Translation::Parser: small lexer incompatibilities with heredocs
Here's the sample code I'm starting from:
# parser_gem_lexer_test.rb
require "parser/current"
require "prism"
require "prism/translation/parser"
h = <<'HEREDOC'
<<~RUBY
1
RUBY
HEREDOC
b = Parser::Source::Buffer.new("inline ruby", 1)
b.source = h
_, _, tokens = Parser::CurrentRuby.default_parser.tokenize(b)
puts "Parser:"
pp tokens
_, _, tokens = Prism::Translation::Parser.new.tokenize(b)
puts "Prism:"
pp tokens
If I run this with "ruby -Ilib ./parser_gem_lexer_test.rb" I get similar output, but not quite identical:
Parser:
[[:tSTRING_BEG, ["<<\"", #<Parser::Source::Range inline ruby 2...9>]],
[:tSTRING_CONTENT, ["1\n", #<Parser::Source::Range inline ruby 10...16>]],
[:tSTRING_END, ["RUBY", #<Parser::Source::Range inline ruby 16...22>]],
[:tNL, [nil, #<Parser::Source::Range inline ruby 9...10>]]]
Prism:
[[:tSTRING_BEG, ["<<\"", #<Parser::Source::Range inline ruby 2...9>]],
[:tSTRING_CONTENT, [" 1\n", #<Parser::Source::Range inline ruby 10...16>]],
[:tSTRING_END, [" RUBY\n", #<Parser::Source::Range inline ruby 16...23>]],
[:tNL, [nil, #<Parser::Source::Range inline ruby 9...10>]]]
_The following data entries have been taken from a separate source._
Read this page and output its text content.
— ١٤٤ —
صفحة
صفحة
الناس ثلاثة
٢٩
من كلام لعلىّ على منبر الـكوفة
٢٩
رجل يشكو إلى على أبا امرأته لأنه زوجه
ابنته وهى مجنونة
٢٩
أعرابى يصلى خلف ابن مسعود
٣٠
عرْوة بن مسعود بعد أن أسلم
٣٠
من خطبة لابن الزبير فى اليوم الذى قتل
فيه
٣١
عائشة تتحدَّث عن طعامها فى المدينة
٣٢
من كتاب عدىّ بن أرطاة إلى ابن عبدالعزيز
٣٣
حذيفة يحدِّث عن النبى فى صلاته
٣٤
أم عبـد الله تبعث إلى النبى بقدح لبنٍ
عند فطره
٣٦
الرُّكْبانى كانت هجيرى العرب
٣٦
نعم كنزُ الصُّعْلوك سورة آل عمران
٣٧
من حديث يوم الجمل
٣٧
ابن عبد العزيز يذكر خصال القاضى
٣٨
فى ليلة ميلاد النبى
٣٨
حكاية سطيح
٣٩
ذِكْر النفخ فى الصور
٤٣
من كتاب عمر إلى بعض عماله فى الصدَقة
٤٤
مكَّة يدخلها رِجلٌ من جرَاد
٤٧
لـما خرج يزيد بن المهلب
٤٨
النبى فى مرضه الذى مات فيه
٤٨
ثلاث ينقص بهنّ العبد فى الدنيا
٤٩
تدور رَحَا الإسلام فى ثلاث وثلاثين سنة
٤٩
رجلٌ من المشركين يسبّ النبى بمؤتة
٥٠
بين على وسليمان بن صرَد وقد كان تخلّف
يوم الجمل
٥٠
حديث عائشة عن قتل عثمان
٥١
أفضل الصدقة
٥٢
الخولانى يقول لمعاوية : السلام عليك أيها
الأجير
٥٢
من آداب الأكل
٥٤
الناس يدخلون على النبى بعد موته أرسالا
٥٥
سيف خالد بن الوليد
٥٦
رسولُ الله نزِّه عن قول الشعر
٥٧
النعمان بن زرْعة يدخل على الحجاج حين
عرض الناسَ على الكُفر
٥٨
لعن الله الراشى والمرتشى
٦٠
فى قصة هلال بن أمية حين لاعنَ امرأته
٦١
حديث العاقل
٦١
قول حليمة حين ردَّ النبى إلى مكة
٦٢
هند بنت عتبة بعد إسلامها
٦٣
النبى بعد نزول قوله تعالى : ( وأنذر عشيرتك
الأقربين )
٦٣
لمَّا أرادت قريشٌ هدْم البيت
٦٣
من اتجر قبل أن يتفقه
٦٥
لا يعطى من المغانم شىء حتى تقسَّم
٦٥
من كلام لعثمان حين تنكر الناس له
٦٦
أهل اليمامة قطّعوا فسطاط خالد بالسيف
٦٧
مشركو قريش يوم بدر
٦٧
Notice the difference between the source locations (16...22 vs 16...23) and string values ("RUBY" vs " RUBY\n").
I figured out a partial fix for the tilde-heredocs here: https://github.com/noahgibbs/prism/tree/parser_heredocs
However, it's only a partial fix -- there's a lot to heredocs, and a number of related lexer incompatibilities. And my solution was a lot of code. Rather than submitting a PR now I'll make a note of the problem here and come back to it later. If we revisit heredocs in the Translation::Parser lexer we'll probably want to do more than just this.